毛利さんが落ちてきてから、一週間が経った。
私の座椅子に座ってテレビを見ている毛利さんをぼんやり眺め、私もテレビに目を向ける。

毛利さんはニュース番組を気に入っているようだった。
時折、聞いたことのない英語やカタカナ言葉が出てくると、どういう意味か問いかけてくる。説明は難しいけど、なるべく分かるように伝えているつもりだ。
そして今、ニュースでは来月末に起きる金環日食の話をしていた。

「これは、」
「…?どうしたんですか」

聞けば、毛利さんが私の部屋に落ちてくる前、戦国時代でも金環日食が起きたそうだった。
日輪の申し子を称している毛利さんとしては、昼間、晴天の最中に太陽が欠けていく様は見ていて不吉でしかなかったという。

時期が重なっている。多分、その日食が原因だろう。

「じゃあ、来月には、毛利さんは帰れるんですね」

良かったですね、と笑みを向ける。

この一週間、私に悟られまいとしてはいても、毛利さんは安芸の国のことが心配で仕方なかっただろう。
早く帰りたいはずだ。
それが一ヶ月後、というのもなかなかに焦れるものかもしれないが、いつ帰れるか分からないよりはマシだと思う。

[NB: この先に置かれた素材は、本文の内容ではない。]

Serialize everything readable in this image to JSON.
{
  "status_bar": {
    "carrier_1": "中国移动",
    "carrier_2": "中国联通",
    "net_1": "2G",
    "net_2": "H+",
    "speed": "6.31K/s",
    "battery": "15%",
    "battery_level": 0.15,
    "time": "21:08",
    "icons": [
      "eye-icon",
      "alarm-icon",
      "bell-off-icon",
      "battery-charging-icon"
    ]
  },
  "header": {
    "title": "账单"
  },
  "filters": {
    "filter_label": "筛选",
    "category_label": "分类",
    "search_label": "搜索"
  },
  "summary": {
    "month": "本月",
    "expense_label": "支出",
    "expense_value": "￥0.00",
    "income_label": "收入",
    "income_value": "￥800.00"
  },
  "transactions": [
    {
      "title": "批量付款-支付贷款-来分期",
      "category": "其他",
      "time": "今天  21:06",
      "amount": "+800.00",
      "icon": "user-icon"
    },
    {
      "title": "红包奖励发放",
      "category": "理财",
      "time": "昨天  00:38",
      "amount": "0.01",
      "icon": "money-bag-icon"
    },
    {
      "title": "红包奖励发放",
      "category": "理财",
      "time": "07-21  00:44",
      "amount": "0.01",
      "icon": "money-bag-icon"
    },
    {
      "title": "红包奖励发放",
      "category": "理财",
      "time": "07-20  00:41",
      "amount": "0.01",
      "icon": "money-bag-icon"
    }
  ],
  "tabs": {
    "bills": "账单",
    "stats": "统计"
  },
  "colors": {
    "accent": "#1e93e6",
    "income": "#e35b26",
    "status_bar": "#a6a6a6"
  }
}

「日輪の申し子である我が、日輪が消えると共に姿を消すとは、かくも愉快なものよ」
「そうですねえ、太陽そのものみたいですね」

金環日食が起こるのは、八月二十九日の午後一時過ぎ。
その日に、きっと、毛利さんは戦国時代へ帰るのだ。
それまでこの世界で、せめて楽しく過ごしてもらえたらな、と思う。

「…貴様は、我に早く帰ってもらいたいようだな」

ニュースは金環日食の話題を終え、先週オープンしたばかりの喫茶店を映し出していた。
テレビから興味が失せたらしい毛利さんにそう、ぽつりと漏らされ、きょとんとする。

早く帰ってもらいたい。
…どうだろう。確かに、毛利さん的には早く帰った方がいいんだろうし、それは毛利さんの、元の世界での配下の人たちの事を考えても、そうだと思う。自分の上司が突然消えたら、それは驚くだろうし。

「まあ、早く帰らなきゃ、毛利さんが困りますもんね…?」

考えながらの言葉だった。

だってこれは、私がどうこう言える話でも、ないだろう。

「…つまらぬ」
「え、あ、なんかすみません」

毛利さんは私を一瞥すると、またテレビへと視線を戻した。
画面いっぱいに映し出されているパンケーキは、ふわふわとして、美味しそうだった。